Mea culpa. Je me suis emporté. Mais après avoir épuisé nos arguments, on teste un peu la bonne foi de nos interlocuteurs en mentionnant les autorités. « Non, pas la police! » qu'on m'a répondu. « J'appelle tout de suite », a ajouté l'homme en sortant son cellulaire...

Le taxi est venu et j'ai poussé un soupir de soulagement en quittant cet endroit.

La petite voix dans ma tête m'a aussi bien servi à Hangzhou en Chine. Le seul danger, là, était le stress que je m'infligeais à moi-même.

Je m'étais offert une visite d'une journée pour voir les temples de Hangzhou, avec un départ et un retour à Shanghai. J'avais déjà prévu le billet du retour le plus tard possible.

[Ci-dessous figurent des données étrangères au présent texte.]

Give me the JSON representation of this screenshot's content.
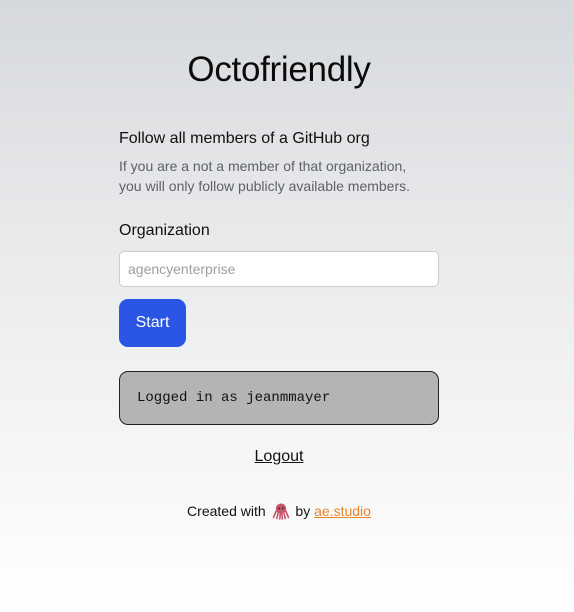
{
  "app": {
    "title": "Octofriendly"
  },
  "intro": {
    "heading": "Follow all members of a GitHub org",
    "description_line1": "If you are a not a member of that organization,",
    "description_line2": "you will only follow publicly available members."
  },
  "form": {
    "org_label": "Organization",
    "org_value": "",
    "org_placeholder": "agencyenterprise",
    "start_label": "Start"
  },
  "status": {
    "text": "Logged in as jeanmmayer"
  },
  "auth": {
    "logout_label": "Logout"
  },
  "footer": {
    "created_with": "Created with",
    "icon": "octopus-icon",
    "by": "by",
    "link_text": "ae.studio"
  },
  "colors": {
    "accent": "#2a55e5",
    "link": "#e8852b",
    "status_bg": "#b4b4b4"
  }
}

Il m'avait fallu beaucoup de temps et de débrouillardise pour contourner le lac emblématique de la ville dans un transport en commun bondé. Sans plan, sans capacité de lire les panneaux indicateurs, j'utilisais l'approche conservatrice pour progresser à pas de crapaud.

Ainsi ai-je mis plus de la moitié de ma journée à atteindre les temples que je souhaitais visiter, tout en flânant autour du lac et en grimpant quelques pagodes qui étaient apparues sur mon chemin.

À peine rendu à ma destination, j'ai eu le sentiment d'urgence de rentrer. Après une tournée rapide du site touristique, je me suis élancé vers la station de bus. Le véhicule dans lequel je prenais place, où je me trouvais au bord de la suffocation tellement il était densément occupé, a mis près de deux heures à gagner la gare. J'ai attrapé mon train de justesse pour retourner à Shanghai.

La petite voix ne m'avait pas trompé.